Speaking to the BBC this week, former Soviet leader Mikhail Gorbachev warned that military victory in Afghanistan is impossible. "Obama is right to pull the troops out," he said, "no matter how difficult it will be," adding the best NATO could hope to achieve is to help the country rebuild after the war.
Isn't that what Washington is trying to do? Unlike Soviet leaders misled by rosy KGB reports meant to please them, President Obama knows the problems in Afghanistan. Chances are they're indeed insurmountable, but after eight years of failed Afghanistan policy, he's taken on the unenviable but unavoidable task of mounting a surge in the hope of exiting a conflict he didn’t launch, while walking a political tightrope.

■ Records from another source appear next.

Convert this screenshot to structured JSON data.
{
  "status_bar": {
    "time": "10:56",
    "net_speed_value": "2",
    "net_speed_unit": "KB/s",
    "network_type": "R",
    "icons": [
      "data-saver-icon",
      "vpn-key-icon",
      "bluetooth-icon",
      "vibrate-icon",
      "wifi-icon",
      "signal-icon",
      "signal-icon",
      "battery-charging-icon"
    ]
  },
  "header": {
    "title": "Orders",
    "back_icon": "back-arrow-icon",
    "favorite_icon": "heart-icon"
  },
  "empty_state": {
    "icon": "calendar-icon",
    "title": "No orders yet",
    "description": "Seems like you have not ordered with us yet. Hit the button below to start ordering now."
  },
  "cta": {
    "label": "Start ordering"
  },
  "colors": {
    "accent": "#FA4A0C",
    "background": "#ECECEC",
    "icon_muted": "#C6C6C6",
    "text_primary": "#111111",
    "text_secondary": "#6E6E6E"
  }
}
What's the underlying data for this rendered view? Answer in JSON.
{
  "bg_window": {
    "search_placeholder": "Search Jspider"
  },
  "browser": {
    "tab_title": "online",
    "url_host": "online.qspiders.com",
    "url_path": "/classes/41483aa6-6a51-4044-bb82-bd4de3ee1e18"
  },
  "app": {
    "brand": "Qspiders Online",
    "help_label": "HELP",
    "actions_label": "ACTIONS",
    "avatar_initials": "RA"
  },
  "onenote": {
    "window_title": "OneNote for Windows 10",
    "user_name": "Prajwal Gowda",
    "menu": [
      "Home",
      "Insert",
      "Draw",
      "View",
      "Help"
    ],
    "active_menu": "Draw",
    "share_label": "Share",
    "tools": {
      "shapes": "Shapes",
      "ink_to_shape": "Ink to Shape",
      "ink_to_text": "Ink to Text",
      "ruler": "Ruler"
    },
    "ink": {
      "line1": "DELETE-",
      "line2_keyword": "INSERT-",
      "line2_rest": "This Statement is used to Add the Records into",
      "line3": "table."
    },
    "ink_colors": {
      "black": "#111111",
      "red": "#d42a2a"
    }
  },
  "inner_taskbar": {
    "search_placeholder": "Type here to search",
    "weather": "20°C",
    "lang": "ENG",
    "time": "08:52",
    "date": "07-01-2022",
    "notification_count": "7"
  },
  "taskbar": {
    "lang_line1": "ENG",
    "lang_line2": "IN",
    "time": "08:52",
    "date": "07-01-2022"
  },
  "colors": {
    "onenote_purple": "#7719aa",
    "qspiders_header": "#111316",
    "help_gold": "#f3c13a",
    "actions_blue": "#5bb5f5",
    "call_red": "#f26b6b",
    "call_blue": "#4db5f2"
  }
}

Despite its rhetoric of magnanimity, Russia's help in that effort has been tiny. Moscow sees Afghanistan less as a common threat than a way to squeeze concessions from Washington and NATO, including over missile defense plans and objections to Russia's recognition of Georgia's breakaway regions Abkhazia and South Ossetia. More significant, a Russian draft cooperation agreement passed to NATO from Foreign Minister Sergei Lavrov last year stipulates the Western military alliance shouldn't deploy "significant forces" in new, former communist members. That's hardly something Rasmussen will be able to sell to those countries even if it were acceptable to the NATO leadership.
Moscow still sees its role as playing a new version of the old Great Game of control in Central Asia. But if the Kremlin views the world as locked in 19th-century notions about great-power jockeying over territory, other countries are trying to move on. Rasmussen may be right to praise Russia, but his flattering descriptions of its actions shouldn't obscure its true intentions.